Num mundo assim perfeito, tudo deveria correr bem. Mas muita coisa, demasiada, corre mal. Guerras, genocídios até, terrorismo do mais soez que o planeta já conheceu, um aquecimento global que muitos negam enquanto se queixam que “já não há estações”, o aumento do desequilíbrio entre nações, entre regiões, entre pessoas, com cada vez menos a ter cada vez mais. E fome: morrem 30 mil crianças por dia de fome, repito, 30 mil crianças a menos por dia.

Num mundo interdependente, único, unido por uma world wide web, as aranhas que somos constroem no seu canto da rede protecções contra os da sua espécie, isolam-se, procuram agregar-se por cores, um velho atavismo, aranhas brancas a um canto, cada vez mais reduzido, nostálgicas da supremacia de antanho, as negras relegadas para centralidades degradadas, as amarelas em expansão, diligentes e ambiciosas, e outras cores ainda, perdidas, em busca do seu lugar próprio, que nunca encontrarão, porque o seu lugar é o lugar de todos e cada um. Já o devíamos saber, já o soubemos, passamos a vida a esquecer-nos das verdades mais simples.

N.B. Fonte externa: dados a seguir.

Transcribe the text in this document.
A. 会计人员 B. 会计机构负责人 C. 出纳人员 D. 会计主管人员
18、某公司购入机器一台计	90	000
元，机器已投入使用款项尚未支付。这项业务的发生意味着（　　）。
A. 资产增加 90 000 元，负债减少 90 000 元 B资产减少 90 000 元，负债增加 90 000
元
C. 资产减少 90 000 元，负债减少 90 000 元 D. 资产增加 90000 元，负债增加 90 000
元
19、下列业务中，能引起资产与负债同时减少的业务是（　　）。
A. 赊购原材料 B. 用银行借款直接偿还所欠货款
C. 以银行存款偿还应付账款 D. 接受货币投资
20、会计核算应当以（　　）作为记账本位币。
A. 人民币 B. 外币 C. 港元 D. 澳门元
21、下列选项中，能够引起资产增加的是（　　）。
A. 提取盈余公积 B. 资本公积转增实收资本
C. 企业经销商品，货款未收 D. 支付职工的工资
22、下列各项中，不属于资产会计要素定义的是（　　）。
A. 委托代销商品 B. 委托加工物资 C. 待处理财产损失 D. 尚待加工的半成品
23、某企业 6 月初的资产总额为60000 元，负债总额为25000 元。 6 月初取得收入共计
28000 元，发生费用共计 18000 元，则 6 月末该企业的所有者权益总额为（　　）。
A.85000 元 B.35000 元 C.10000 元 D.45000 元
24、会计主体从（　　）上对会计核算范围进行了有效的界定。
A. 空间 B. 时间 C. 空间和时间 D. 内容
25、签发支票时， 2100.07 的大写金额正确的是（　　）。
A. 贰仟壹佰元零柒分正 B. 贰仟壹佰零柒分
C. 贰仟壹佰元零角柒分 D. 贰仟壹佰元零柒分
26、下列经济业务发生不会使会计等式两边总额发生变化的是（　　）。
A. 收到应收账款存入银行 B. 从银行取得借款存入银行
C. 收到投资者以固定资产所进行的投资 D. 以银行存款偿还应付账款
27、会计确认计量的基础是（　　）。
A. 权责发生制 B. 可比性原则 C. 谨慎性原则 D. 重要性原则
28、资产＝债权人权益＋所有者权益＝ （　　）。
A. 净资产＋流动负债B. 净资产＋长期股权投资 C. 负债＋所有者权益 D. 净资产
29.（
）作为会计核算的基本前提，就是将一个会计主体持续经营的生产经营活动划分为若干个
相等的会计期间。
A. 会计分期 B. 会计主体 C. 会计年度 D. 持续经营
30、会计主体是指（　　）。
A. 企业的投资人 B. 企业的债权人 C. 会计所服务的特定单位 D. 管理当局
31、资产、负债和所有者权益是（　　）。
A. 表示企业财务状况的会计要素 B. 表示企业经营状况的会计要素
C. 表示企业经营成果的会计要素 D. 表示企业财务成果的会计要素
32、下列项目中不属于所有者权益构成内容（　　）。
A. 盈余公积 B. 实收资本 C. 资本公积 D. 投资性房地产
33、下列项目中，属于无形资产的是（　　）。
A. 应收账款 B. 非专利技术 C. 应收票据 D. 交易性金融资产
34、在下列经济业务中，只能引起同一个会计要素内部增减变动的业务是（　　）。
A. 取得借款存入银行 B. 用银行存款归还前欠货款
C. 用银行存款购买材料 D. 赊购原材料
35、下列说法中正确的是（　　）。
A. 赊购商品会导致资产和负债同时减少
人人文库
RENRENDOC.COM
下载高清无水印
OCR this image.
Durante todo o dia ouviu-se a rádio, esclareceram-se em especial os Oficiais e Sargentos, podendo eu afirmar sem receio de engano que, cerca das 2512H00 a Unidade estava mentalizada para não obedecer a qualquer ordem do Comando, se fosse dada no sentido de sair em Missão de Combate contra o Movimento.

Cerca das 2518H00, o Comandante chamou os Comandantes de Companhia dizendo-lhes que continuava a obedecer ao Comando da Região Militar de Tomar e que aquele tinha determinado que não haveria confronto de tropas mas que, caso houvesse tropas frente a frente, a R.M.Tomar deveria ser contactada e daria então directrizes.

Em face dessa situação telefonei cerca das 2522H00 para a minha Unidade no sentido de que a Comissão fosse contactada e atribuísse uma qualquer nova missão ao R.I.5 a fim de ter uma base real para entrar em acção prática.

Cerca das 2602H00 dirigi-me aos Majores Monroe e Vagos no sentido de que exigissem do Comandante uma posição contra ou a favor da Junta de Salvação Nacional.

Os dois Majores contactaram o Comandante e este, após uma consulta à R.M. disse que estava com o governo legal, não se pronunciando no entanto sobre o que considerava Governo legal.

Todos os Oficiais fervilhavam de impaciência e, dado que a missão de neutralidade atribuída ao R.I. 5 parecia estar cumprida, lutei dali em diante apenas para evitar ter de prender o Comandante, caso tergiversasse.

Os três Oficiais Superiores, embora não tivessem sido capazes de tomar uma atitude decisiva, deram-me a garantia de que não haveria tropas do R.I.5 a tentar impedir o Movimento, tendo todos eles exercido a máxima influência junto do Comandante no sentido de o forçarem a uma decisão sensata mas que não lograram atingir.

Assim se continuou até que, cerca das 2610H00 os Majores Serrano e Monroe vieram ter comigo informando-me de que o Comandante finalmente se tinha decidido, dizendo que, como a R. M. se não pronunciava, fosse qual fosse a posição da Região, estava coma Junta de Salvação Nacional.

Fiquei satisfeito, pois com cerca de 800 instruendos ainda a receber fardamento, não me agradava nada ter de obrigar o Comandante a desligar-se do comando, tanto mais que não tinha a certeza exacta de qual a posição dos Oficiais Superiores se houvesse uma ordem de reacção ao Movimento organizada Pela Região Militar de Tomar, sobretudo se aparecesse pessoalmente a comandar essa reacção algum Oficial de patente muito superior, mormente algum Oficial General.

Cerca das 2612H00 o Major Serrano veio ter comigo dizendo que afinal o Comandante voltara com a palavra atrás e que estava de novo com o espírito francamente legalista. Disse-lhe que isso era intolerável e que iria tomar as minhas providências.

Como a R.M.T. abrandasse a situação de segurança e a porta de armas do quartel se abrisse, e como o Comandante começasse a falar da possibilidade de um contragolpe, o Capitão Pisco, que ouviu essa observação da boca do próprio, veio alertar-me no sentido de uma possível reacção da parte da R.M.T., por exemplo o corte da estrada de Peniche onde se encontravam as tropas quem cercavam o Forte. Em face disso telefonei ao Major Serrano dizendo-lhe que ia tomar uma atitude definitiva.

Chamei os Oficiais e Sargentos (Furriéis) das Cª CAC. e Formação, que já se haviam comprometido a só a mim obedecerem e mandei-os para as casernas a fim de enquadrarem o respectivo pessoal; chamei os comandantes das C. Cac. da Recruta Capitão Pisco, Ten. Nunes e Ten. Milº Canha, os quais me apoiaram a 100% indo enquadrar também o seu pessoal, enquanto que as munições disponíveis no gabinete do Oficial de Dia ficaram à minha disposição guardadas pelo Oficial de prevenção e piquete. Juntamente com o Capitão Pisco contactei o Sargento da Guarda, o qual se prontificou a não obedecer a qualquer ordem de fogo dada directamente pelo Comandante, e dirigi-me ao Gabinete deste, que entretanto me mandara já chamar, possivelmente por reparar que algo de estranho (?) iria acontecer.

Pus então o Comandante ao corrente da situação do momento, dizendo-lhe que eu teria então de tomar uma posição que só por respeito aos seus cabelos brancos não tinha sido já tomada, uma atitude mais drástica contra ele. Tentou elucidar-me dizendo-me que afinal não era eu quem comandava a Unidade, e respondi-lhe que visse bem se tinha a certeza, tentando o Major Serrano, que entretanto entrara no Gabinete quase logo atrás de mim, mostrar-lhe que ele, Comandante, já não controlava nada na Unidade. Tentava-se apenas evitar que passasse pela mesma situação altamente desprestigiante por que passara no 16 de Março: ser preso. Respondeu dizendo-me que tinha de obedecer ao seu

E até os lugares de conversação pública, as redes de comunicação que deviam contribuir para melhorar a espécie, permitindo aos homens conviver livremente com quem quiserem, se vêm tornando lugares de ódio, de perseguição desbragada e anónima, de maledicência.

O que se passa, afinal?

Pois, tão simplesmente, o factor humano. As nossas mentes, os processos criativos, lógicos, as induções e as deduções, que emergem dos nossos sentimentos, que por sua vez são a interpretação das emoções mediada pelo eu (a auto-consciência), como ensina Damásio. O nosso processo intelectual liga essas emoções e sentimentos entre si e organiza-os. Somos humanos porque temos consciência do que sentimos e do que isso representa em termos de prazer ou desconforto, sejam esses sentimentos desejo, fome, sede, dor, medo, apetite… e é em resposta a eles que criamos coisas como a arte, a religião, a política, a música, a filosofia, a moral, a tecnologia. A ciência.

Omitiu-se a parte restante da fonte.